Ловкие пальцы дернули застежки, «раковина», защищавшая меня от пуль и осколков, распалась. И тут же напомнили о себе все полученные сегодня ссадины и ушибы, позвоночник решил, что пора и ему подать сигнал тревоги с помощью резкой боли.
Мгновение я не понимал, кто я и где нахожусь.
— Больно? — прохладная ладошка коснулась моего лица.

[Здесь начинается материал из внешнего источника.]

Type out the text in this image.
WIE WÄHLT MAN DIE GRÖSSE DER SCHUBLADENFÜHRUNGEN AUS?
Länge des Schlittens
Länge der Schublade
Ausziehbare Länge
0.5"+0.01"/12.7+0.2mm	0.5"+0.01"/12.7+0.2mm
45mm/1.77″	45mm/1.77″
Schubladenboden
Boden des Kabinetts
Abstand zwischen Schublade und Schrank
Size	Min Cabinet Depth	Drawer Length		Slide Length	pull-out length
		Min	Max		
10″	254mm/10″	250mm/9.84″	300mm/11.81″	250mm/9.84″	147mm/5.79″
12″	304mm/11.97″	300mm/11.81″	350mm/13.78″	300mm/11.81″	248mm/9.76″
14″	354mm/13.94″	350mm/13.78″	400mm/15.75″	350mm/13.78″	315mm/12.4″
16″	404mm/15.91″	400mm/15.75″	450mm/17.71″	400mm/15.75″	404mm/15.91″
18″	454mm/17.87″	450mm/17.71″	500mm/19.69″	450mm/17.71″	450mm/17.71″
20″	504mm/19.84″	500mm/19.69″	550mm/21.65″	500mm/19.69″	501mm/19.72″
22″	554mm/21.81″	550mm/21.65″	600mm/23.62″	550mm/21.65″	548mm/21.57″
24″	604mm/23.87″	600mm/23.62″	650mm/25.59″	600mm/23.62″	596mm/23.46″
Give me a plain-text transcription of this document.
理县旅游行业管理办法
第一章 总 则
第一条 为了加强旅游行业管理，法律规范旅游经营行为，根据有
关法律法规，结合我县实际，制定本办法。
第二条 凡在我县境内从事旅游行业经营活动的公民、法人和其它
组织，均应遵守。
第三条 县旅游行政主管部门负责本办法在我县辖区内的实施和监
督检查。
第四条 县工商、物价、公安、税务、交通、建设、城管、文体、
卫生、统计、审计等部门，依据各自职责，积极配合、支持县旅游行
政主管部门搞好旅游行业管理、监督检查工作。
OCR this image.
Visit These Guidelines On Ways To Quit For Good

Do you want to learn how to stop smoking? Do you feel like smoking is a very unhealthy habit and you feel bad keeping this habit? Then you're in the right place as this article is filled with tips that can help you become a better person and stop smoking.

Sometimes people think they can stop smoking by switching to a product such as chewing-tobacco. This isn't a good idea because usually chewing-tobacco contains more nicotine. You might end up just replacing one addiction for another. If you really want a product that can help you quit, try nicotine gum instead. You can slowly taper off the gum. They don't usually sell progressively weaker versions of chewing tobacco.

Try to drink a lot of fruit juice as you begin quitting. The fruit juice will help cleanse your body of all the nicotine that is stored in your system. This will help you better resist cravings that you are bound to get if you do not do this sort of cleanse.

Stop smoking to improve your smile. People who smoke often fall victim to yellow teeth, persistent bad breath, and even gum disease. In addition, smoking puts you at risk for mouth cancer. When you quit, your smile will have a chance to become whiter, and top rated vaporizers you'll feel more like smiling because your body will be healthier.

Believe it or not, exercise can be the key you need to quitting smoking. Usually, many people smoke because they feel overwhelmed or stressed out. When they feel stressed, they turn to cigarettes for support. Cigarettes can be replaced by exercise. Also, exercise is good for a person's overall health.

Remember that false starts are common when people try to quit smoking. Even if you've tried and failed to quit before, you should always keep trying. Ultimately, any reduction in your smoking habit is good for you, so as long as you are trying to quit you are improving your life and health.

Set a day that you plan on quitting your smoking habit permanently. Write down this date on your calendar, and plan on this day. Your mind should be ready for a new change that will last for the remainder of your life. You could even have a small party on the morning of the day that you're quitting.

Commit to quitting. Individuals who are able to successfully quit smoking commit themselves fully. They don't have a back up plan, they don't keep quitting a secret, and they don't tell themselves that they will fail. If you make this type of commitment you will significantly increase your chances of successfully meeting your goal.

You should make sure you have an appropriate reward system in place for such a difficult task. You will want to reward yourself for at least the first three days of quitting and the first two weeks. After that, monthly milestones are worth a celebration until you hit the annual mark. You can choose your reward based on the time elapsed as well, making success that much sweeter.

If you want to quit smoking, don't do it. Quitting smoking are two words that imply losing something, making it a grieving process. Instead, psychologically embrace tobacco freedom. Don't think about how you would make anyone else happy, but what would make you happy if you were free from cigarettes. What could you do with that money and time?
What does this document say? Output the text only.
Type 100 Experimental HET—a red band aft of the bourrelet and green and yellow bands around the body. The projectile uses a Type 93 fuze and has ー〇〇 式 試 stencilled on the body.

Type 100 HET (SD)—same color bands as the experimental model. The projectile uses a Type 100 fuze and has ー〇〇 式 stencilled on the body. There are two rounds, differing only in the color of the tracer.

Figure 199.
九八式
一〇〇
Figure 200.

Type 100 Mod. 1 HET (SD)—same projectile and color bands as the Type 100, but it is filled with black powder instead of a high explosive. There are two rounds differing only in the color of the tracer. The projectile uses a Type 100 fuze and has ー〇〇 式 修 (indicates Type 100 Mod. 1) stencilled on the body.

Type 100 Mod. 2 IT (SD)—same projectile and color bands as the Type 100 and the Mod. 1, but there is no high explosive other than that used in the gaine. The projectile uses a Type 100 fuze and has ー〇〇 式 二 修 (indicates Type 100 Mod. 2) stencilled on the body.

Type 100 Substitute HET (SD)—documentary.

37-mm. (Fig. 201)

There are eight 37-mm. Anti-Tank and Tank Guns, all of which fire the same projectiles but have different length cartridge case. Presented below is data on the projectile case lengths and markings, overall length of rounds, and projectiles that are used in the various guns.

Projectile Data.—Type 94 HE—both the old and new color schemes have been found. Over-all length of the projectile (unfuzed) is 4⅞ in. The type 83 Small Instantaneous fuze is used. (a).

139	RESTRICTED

Я дернул головой, точно отгоняя приставучее насекомое, и Юнесса отступила на шаг, лицо ее исказилось, точно она собралась заплакать.
— Зачем ты это делаешь? — спросил я, опускаясь на коврик — стоять не было сил. — Неужели не понимаешь, каково мне? Ведь хорошо понимаешь, и надо мной издеваешься, сначала рассказываешь, что я тебе нужен, а потом трахаешься с ним у всех на виду… у меня на виду… И что я должен думать? Что ты бессердечная похотливая сука, вот что!
Злость вроде бы загорелась внутри, но сил на нее не хватило, осталась только глухая тоска.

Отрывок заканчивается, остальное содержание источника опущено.